1908 – John Krohn begins his walk around the perimeter of the U.S. pushing a wheelbarrow. Krohn started westbound from Portland, Maine, walking 9,024 miles in 357 days. He wore out 11 pairs of shoes, 112 pairs of socks, and 5 wheels on the wheelbarrow. He wrote a book about his experiences called “The Walk of Colonial Jack.”
1936 – The Queen Mary arrives in New York, completing its maiden voyage. The ship departed Southampton, England, on May 27th. Watch a silent video of its arrival in New York.

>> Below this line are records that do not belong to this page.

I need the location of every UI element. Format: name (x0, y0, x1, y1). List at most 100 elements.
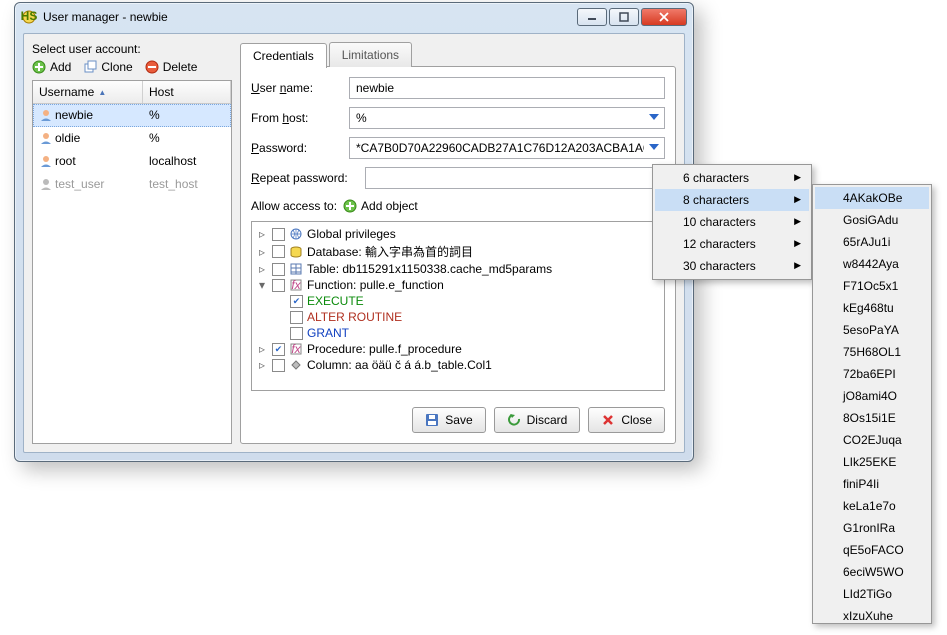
table-icon (289, 262, 303, 276)
user-cell: oldie (49, 129, 143, 147)
expand-icon[interactable]: ▹ (256, 358, 268, 372)
titlebar[interactable]: HS User manager - newbie (15, 3, 693, 31)
checkbox[interactable] (272, 228, 285, 241)
checkbox[interactable]: ✔ (290, 295, 303, 308)
tree-label: Column: aa öäü č á á.b_table.Col1 (307, 358, 492, 372)
menu-item[interactable]: 8Os15i1E (815, 407, 929, 429)
user-row[interactable]: oldie% (33, 127, 231, 150)
submenu-arrow-icon: ▶ (794, 172, 801, 183)
checkbox[interactable] (290, 327, 303, 340)
checkbox[interactable] (272, 245, 285, 258)
delete-user-button[interactable]: Delete (145, 60, 198, 74)
menu-item[interactable]: LId2TiGo (815, 583, 929, 605)
dropdown-icon[interactable] (647, 110, 661, 124)
dropdown-icon[interactable] (647, 140, 661, 154)
tree-label: ALTER ROUTINE (307, 310, 402, 324)
menu-item[interactable]: 4AKakOBe (815, 187, 929, 209)
tree-label: Procedure: pulle.f_procedure (307, 342, 462, 356)
menu-item[interactable]: F71Oc5x1 (815, 275, 929, 297)
tab-limitations[interactable]: Limitations (329, 42, 412, 67)
checkbox[interactable] (272, 263, 285, 276)
menu-item[interactable]: 5esoPaYA (815, 319, 929, 341)
generated-passwords-menu[interactable]: 4AKakOBeGosiGAdu65rAJu1iw8442AyaF71Oc5x1… (812, 184, 932, 624)
menu-item[interactable]: 6eciW5WO (815, 561, 929, 583)
clone-user-button[interactable]: Clone (83, 60, 132, 74)
save-icon (425, 413, 439, 427)
user-icon (33, 175, 49, 193)
checkbox[interactable] (290, 311, 303, 324)
submenu-arrow-icon: ▶ (794, 260, 801, 271)
tree-label: Table: db115291x1150338.cache_md5params (307, 262, 552, 276)
menu-item[interactable]: w8442Aya (815, 253, 929, 275)
svg-text:fx: fx (291, 278, 301, 292)
menu-item[interactable]: LIk25EKE (815, 451, 929, 473)
expand-icon[interactable]: ▹ (256, 342, 268, 356)
user-icon (33, 152, 49, 170)
discard-button[interactable]: Discard (494, 407, 581, 433)
maximize-button[interactable] (609, 8, 639, 26)
menu-item[interactable]: CO2EJuqa (815, 429, 929, 451)
host-cell: % (143, 129, 231, 147)
checkbox[interactable] (272, 279, 285, 292)
menu-item[interactable]: 72ba6EPI (815, 363, 929, 385)
user-cell: root (49, 152, 143, 170)
menu-item[interactable]: qE5oFACO (815, 539, 929, 561)
from-host-input[interactable] (349, 107, 665, 129)
repeat-password-input[interactable] (365, 167, 665, 189)
menu-item[interactable]: xIzuXuhe (815, 605, 929, 627)
close-window-button[interactable] (641, 8, 687, 26)
tab-credentials[interactable]: Credentials (240, 43, 327, 68)
save-button[interactable]: Save (412, 407, 485, 433)
add-object-button[interactable]: Add object (343, 199, 418, 213)
password-label: Password: (251, 141, 341, 155)
menu-item[interactable]: GosiGAdu (815, 209, 929, 231)
user-row[interactable]: rootlocalhost (33, 150, 231, 173)
window-title: User manager - newbie (43, 10, 577, 24)
user-cell: newbie (49, 106, 143, 124)
col-host-header[interactable]: Host (143, 81, 231, 103)
right-pane: Credentials Limitations User name: From … (240, 42, 676, 444)
window: HS User manager - newbie Select user acc… (14, 2, 694, 462)
menu-item[interactable]: 65rAJu1i (815, 231, 929, 253)
tree-label: EXECUTE (307, 294, 364, 308)
expand-icon[interactable]: ▹ (256, 227, 268, 241)
user-cell: test_user (49, 175, 143, 193)
checkbox[interactable]: ✔ (272, 343, 285, 356)
collapse-icon[interactable]: ▾ (256, 278, 268, 292)
checkbox[interactable] (272, 359, 285, 372)
menu-item[interactable]: 30 characters▶ (655, 255, 809, 277)
close-button[interactable]: Close (588, 407, 665, 433)
menu-item[interactable]: 10 characters▶ (655, 211, 809, 233)
menu-item[interactable]: 75H68OL1 (815, 341, 929, 363)
menu-item[interactable]: finiP4Ii (815, 473, 929, 495)
minimize-button[interactable] (577, 8, 607, 26)
menu-item[interactable]: G1ronIRa (815, 517, 929, 539)
tree-label: Database: 輸入字串為首的詞目 (307, 243, 473, 260)
user-row[interactable]: test_usertest_host (33, 173, 231, 196)
svg-text:HS: HS (21, 9, 37, 23)
app-icon: HS (21, 9, 37, 25)
user-table: Username▲ Host newbie%oldie%rootlocalhos… (32, 80, 232, 444)
menu-item[interactable]: 6 characters▶ (655, 167, 809, 189)
add-icon (32, 60, 46, 74)
menu-item[interactable]: keLa1e7o (815, 495, 929, 517)
expand-icon[interactable]: ▹ (256, 245, 268, 259)
password-length-menu[interactable]: 6 characters▶8 characters▶10 characters▶… (652, 164, 812, 280)
menu-item[interactable]: 8 characters▶ (655, 189, 809, 211)
menu-item[interactable]: 12 characters▶ (655, 233, 809, 255)
col-username-header[interactable]: Username▲ (33, 81, 143, 103)
menu-item[interactable]: jO8ami4O (815, 385, 929, 407)
host-cell: localhost (143, 152, 231, 170)
expand-icon[interactable]: ▹ (256, 262, 268, 276)
user-row[interactable]: newbie% (33, 104, 231, 127)
svg-text:fx: fx (291, 342, 301, 356)
column-icon (289, 358, 303, 372)
password-input[interactable] (349, 137, 665, 159)
host-cell: test_host (143, 175, 231, 193)
add-user-button[interactable]: Add (32, 60, 71, 74)
privileges-tree[interactable]: ▹Global privileges ▹Database: 輸入字串為首的詞目 … (251, 221, 665, 391)
user-icon (33, 129, 49, 147)
discard-icon (507, 413, 521, 427)
username-input[interactable] (349, 77, 665, 99)
menu-item[interactable]: kEg468tu (815, 297, 929, 319)
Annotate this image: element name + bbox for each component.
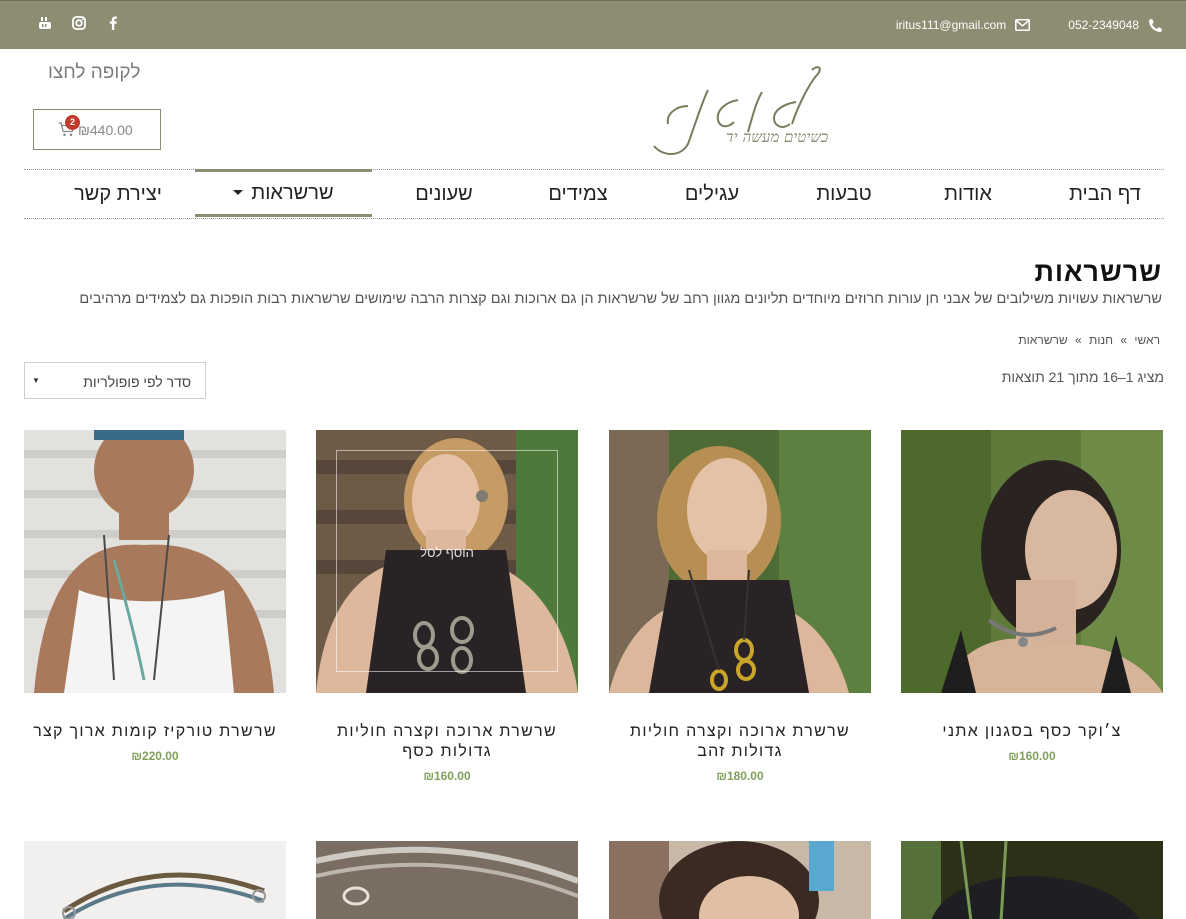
breadcrumb-separator: » <box>1120 333 1128 347</box>
result-count: מציג 1–16 מתוך 21 תוצאות <box>1001 369 1164 385</box>
site-logo[interactable]: תכשיטים מעשה יד <box>512 62 837 162</box>
nav-item-rings[interactable]: טבעות <box>794 170 894 218</box>
nav-item-about[interactable]: אודות <box>920 170 1016 218</box>
breadcrumb-separator: » <box>1075 333 1082 347</box>
product-name[interactable]: שרשרת ארוכה וקצרה חוליות גדולות כסף <box>316 722 578 762</box>
product-card[interactable]: צ׳וקר כסף בסגנון אתני ₪160.00 <box>901 430 1163 763</box>
add-to-cart-link[interactable]: הוסף לסל <box>316 545 578 560</box>
breadcrumb-shop[interactable]: חנות <box>1089 333 1113 347</box>
instagram-icon[interactable] <box>72 15 86 31</box>
nav-item-contact[interactable]: יצירת קשר <box>48 170 188 218</box>
sort-select[interactable]: סדר לפי פופולריות ▼ <box>24 362 206 399</box>
cart-total: ₪440.00 <box>78 122 133 138</box>
youtube-icon[interactable] <box>38 15 52 31</box>
facebook-icon[interactable] <box>106 15 120 31</box>
product-price: ₪180.00 <box>716 769 764 783</box>
cart-button[interactable]: 2 ₪440.00 <box>33 109 161 150</box>
sort-select-value: סדר לפי פופולריות <box>83 374 191 390</box>
nav-item-necklaces[interactable]: שרשראות <box>195 169 372 217</box>
product-image[interactable] <box>316 841 578 919</box>
nav-item-necklaces-label: שרשראות <box>251 182 334 204</box>
checkout-link[interactable]: לקופה לחצו <box>48 62 140 84</box>
product-image[interactable] <box>901 430 1163 693</box>
product-card[interactable]: הוסף לסל שרשרת ארוכה וקצרה חוליות גדולות… <box>316 430 578 783</box>
product-card[interactable]: שרשרת טורקיז קומות ארוך קצר ₪220.00 <box>24 430 286 763</box>
top-bar: iritus111@gmail.com 052-2349048 <box>0 0 1186 49</box>
product-card[interactable]: שרשרת ארוכה וקצרה חוליות גדולות זהב ₪180… <box>609 430 871 783</box>
hover-overlay-frame <box>336 450 558 672</box>
logo-tagline: תכשיטים מעשה יד <box>726 128 828 146</box>
envelope-icon <box>1015 19 1031 31</box>
social-links <box>38 15 120 31</box>
product-price: ₪160.00 <box>1008 749 1056 763</box>
nav-item-watches[interactable]: שעונים <box>392 170 496 218</box>
product-image[interactable]: הוסף לסל <box>316 430 578 693</box>
category-description: שרשראות עשויות משילובים של אבני חן עורות… <box>79 291 1162 307</box>
product-image[interactable] <box>901 841 1163 919</box>
phone-icon <box>1149 18 1162 32</box>
product-price: ₪160.00 <box>423 769 471 783</box>
breadcrumb: ראשי » חנות » שרשראות <box>1016 333 1162 347</box>
product-name[interactable]: צ׳וקר כסף בסגנון אתני <box>901 722 1163 742</box>
breadcrumb-home[interactable]: ראשי <box>1134 333 1160 347</box>
product-name[interactable]: שרשרת ארוכה וקצרה חוליות גדולות זהב <box>609 722 871 762</box>
nav-item-bracelets[interactable]: צמידים <box>526 170 630 218</box>
chevron-down-icon <box>233 189 244 195</box>
product-image[interactable] <box>609 841 871 919</box>
nav-item-earrings[interactable]: עגילים <box>660 170 764 218</box>
product-price: ₪220.00 <box>131 749 179 763</box>
product-image[interactable] <box>24 430 286 693</box>
product-name[interactable]: שרשרת טורקיז קומות ארוך קצר <box>24 722 286 742</box>
email-link[interactable]: iritus111@gmail.com <box>896 18 1006 32</box>
nav-item-home[interactable]: דף הבית <box>1046 170 1164 218</box>
page-title: שרשראות <box>1034 257 1162 287</box>
product-image[interactable] <box>24 841 286 919</box>
contact-info: iritus111@gmail.com 052-2349048 <box>896 18 1162 32</box>
dropdown-arrow-icon: ▼ <box>32 376 40 385</box>
main-nav: דף הבית אודות טבעות עגילים צמידים שעונים… <box>24 169 1164 219</box>
product-image[interactable] <box>609 430 871 693</box>
breadcrumb-current: שרשראות <box>1018 333 1068 347</box>
phone-link[interactable]: 052-2349048 <box>1068 18 1139 32</box>
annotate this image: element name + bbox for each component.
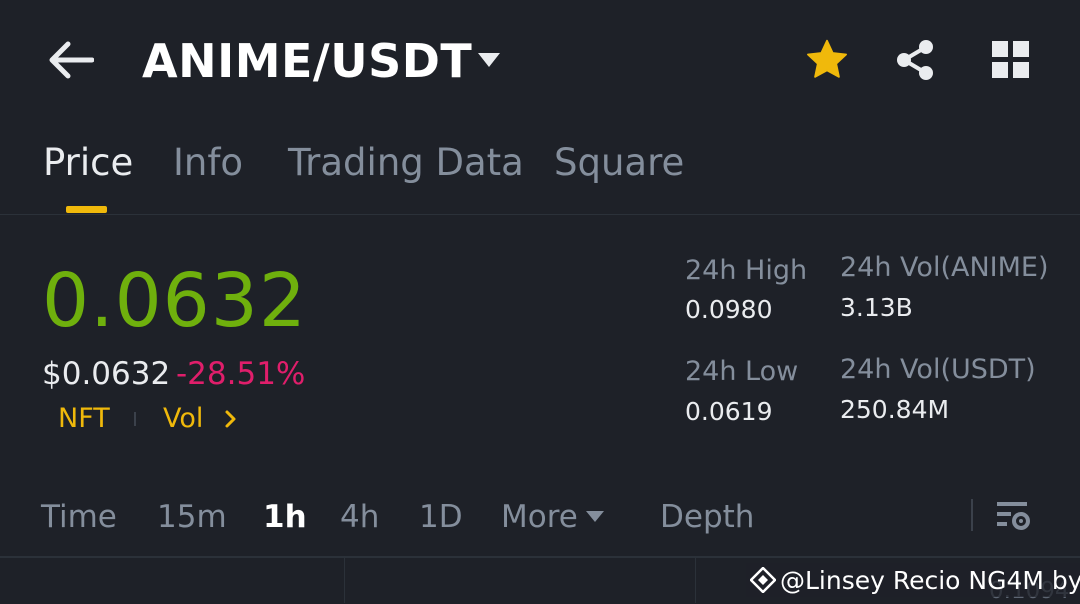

1963 – Alabama’s Democrat Governor George Wallace vows to defy an injunction that ordered the integration of the University of Alabama. On June 11th Wallace stood at the school’s entrance in a symbolic attempt to block integration. In his January 1963 inaugural address, he promised, “Segregation now, segregation tomorrow, segregation forever.”
2007 – Jack Kevorkian is released from prison after serving eight years of his 10-25 year prison term for second-degree murder in the 1998 death of Thomas Youk, 52, of Oakland County, Michigan. Kevorkian died in 2011 at age 83.
2008 – NASA’s Phoenix Mars Lander becomes the first spacecraft to scoop up Martian soil. Watch a report and animation of the Mars Lander.